Nieuwe huisartspraktijken en waarnemers
Als nieuwe huisartsenpraktijk, maat die vanuit een BV toetreedt tot de maatschap of waarnemer ben je verplicht jezelf voorafgaand aan de zorgverlening te melden via het portaal www.meldennieuwezorgaanbieders.nl.

Wanneer je als waarnemer een praktijk overneemt, wordt dit als groei gezien. Je hebt dan al aan de meldplicht voldaan. Wel adviseren wij na overname te controleren of de gegevens in het Landelijk Register Zorgaanbieders kloppen.
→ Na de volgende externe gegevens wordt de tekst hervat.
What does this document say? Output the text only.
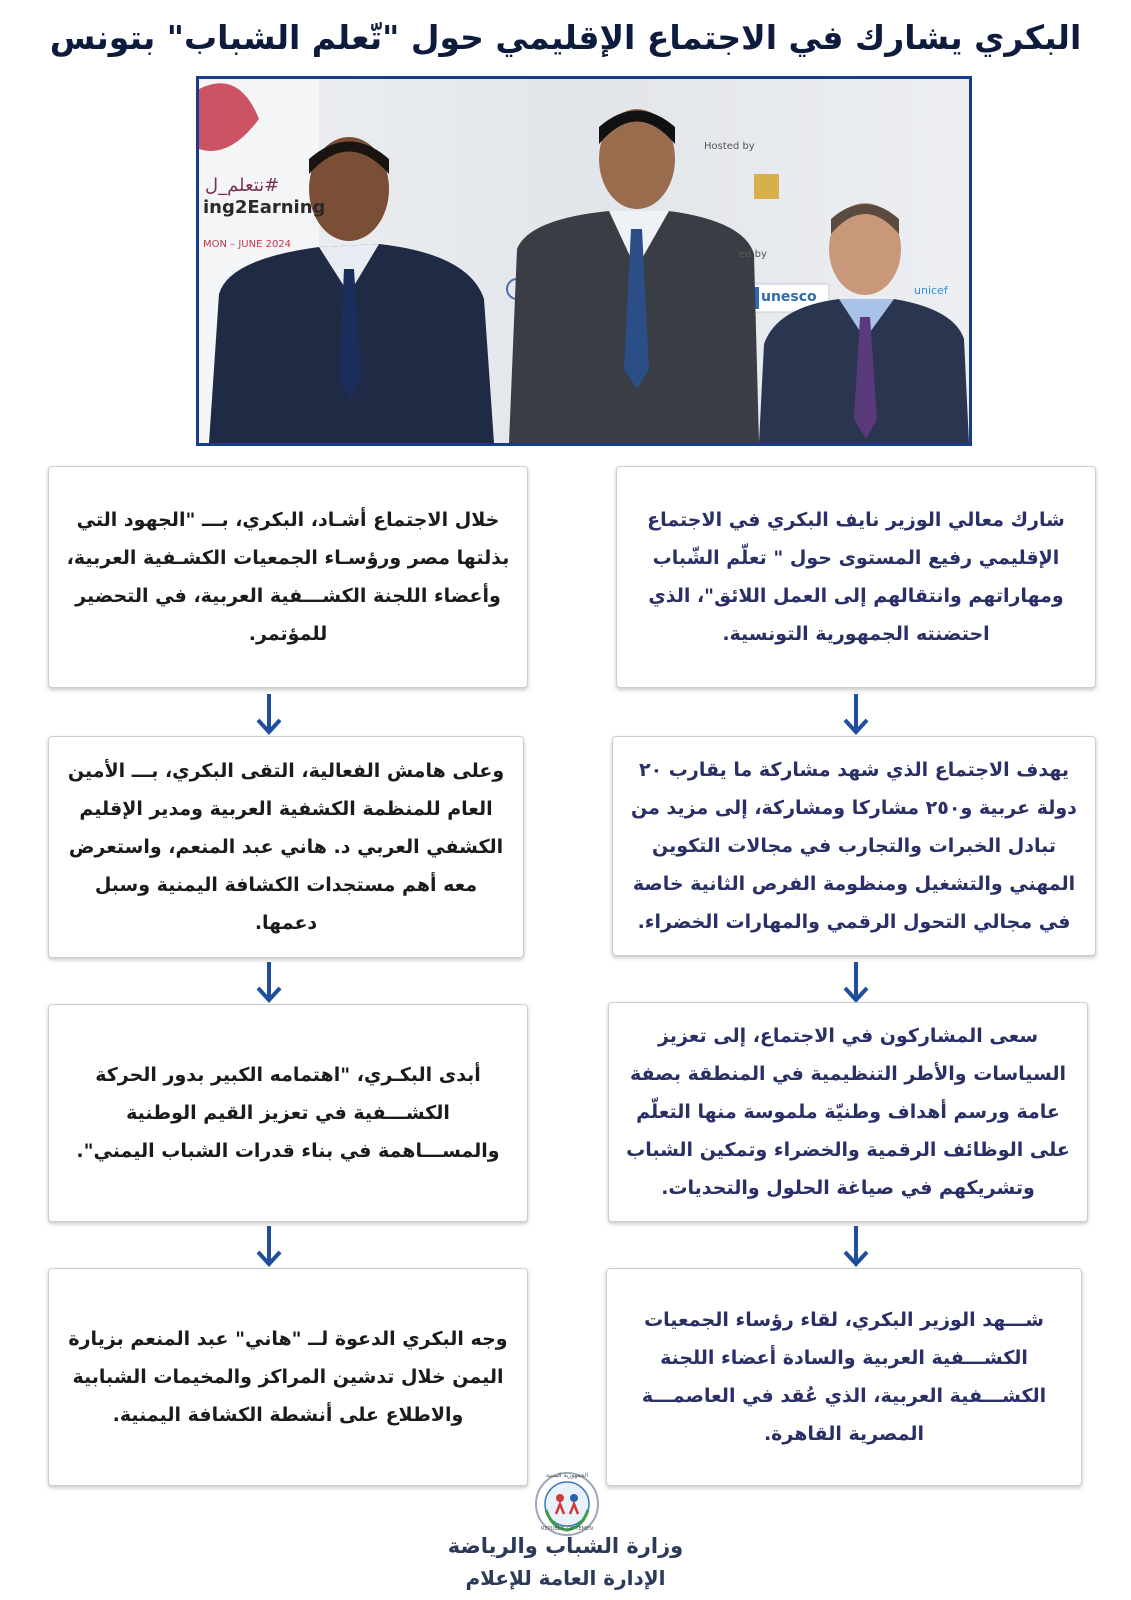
البكري يشارك في الاجتماع الإقليمي حول "تّعلم الشباب" بتونس
#نتعلم_ل
ing2Earning
MON – JUNE 2024
Hosted by
ed by
unesco	unicef

شارك معالي الوزير نايف البكري في الاجتماع الإقليمي رفيع المستوى حول " تعلّم الشّباب ومهاراتهم وانتقالهم إلى العمل اللائق"، الذي احتضنته الجمهورية التونسية.

يهدف الاجتماع الذي شهد مشاركة ما يقارب ٢٠ دولة عربية و٢٥٠ مشاركا ومشاركة، إلى مزيد من تبادل الخبرات والتجارب في مجالات التكوين المهني والتشغيل ومنظومة الفرص الثانية خاصة في مجالي التحول الرقمي والمهارات الخضراء.

سعى المشاركون في الاجتماع، إلى تعزيز السياسات والأطر التنظيمية في المنطقة بصفة عامة ورسم أهداف وطنيّة ملموسة منها التعلّم على الوظائف الرقمية والخضراء وتمكين الشباب وتشريكهم في صياغة الحلول والتحديات.

شـــهد الوزير البكري، لقاء رؤساء الجمعيات الكشـــفية العربية والسادة أعضاء اللجنة الكشـــفية العربية، الذي عُقد في العاصمـــة المصرية القاهرة.

خلال الاجتماع أشـاد، البكري، بـــ "الجهود التي بذلتها مصر ورؤسـاء الجمعيات الكشـفية العربية، وأعضاء اللجنة الكشـــفية العربية، في التحضير للمؤتمر.

وعلى هامش الفعالية، التقى البكري، بـــ الأمين العام للمنظمة الكشفية العربية ومدير الإقليم الكشفي العربي د. هاني عبد المنعم، واستعرض معه أهم مستجدات الكشافة اليمنية وسبل دعمها.

أبدى البكـري، "اهتمامه الكبير بدور الحركة الكشـــفية في تعزيز القيم الوطنية والمســـاهمة في بناء قدرات الشباب اليمني".

وجه البكري الدعوة لــ "هاني" عبد المنعم بزيارة اليمن خلال تدشين المراكز والمخيمات الشبابية والاطلاع على أنشطة الكشافة اليمنية.

الجمهورية اليمنية
REPUBLIC OF YEMEN
وزارة الشباب والرياضة
الإدارة العامة للإعلام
Gepensioneerd huisartsen die nog incidenteel werken, vallen onder de meldplicht van de Wtza
Als een gepensioneerde huisarts nog incidenteel werkt of als SCEN arts optreedt, valt deze volgens de letter van wet onder de meldplicht van de Wtza. Omdat een gepensioneerde huisarts slechts incidenteel werkzaam is, beschikt deze niet altijd over een KvK-nummer. In dat geval kan de betreffende huisarts contact opnemen met het klantcontactcentrum van het CIBG om zich te melden. VWS wil aan het einde van het eerste jaar met de Invoeringstoets bezien of het nodig is om specifieke groepen uit te zonderen van de meldplicht, waarbij ook onderhavige groep zal worden bezien

Wat is het doel van de meldplicht?
De meldplicht heeft twee doelen. Enerzijds verzamelt de IGJ in een vroeg stadium al veel informatie over nieuwe huisartsenpraktijken en waarnemers, zodat zij meer informatie heeft voor haar risico gestuurde toezicht. Vervolgens beoordeelt de IGJ of en welke huisartsenpraktijk zij zal inspecteren. Anderzijds ben je jezelf als huisarts op tijd bewust van de geldende kwaliteitseisen waaraan je moet voldoen.

Alléén huisartsenpraktijken met méér dan 10 zorgverleners zijn verplicht een toelatingsvergunning aan te vragen. Met de komst van de Wtza verandert de procedure voor het aanvragen van deze vergunning, zoals je die wellicht kent uit de huidige WTZi-procedure.

Deze vergunning legt evenwel meer nadruk op de kwaliteit van zorg en kent geen automatisch toegelaten instellingen meer. Daarbij zijn er meer weigerings- en intrekkingsgronden aan de vergunning verbonden.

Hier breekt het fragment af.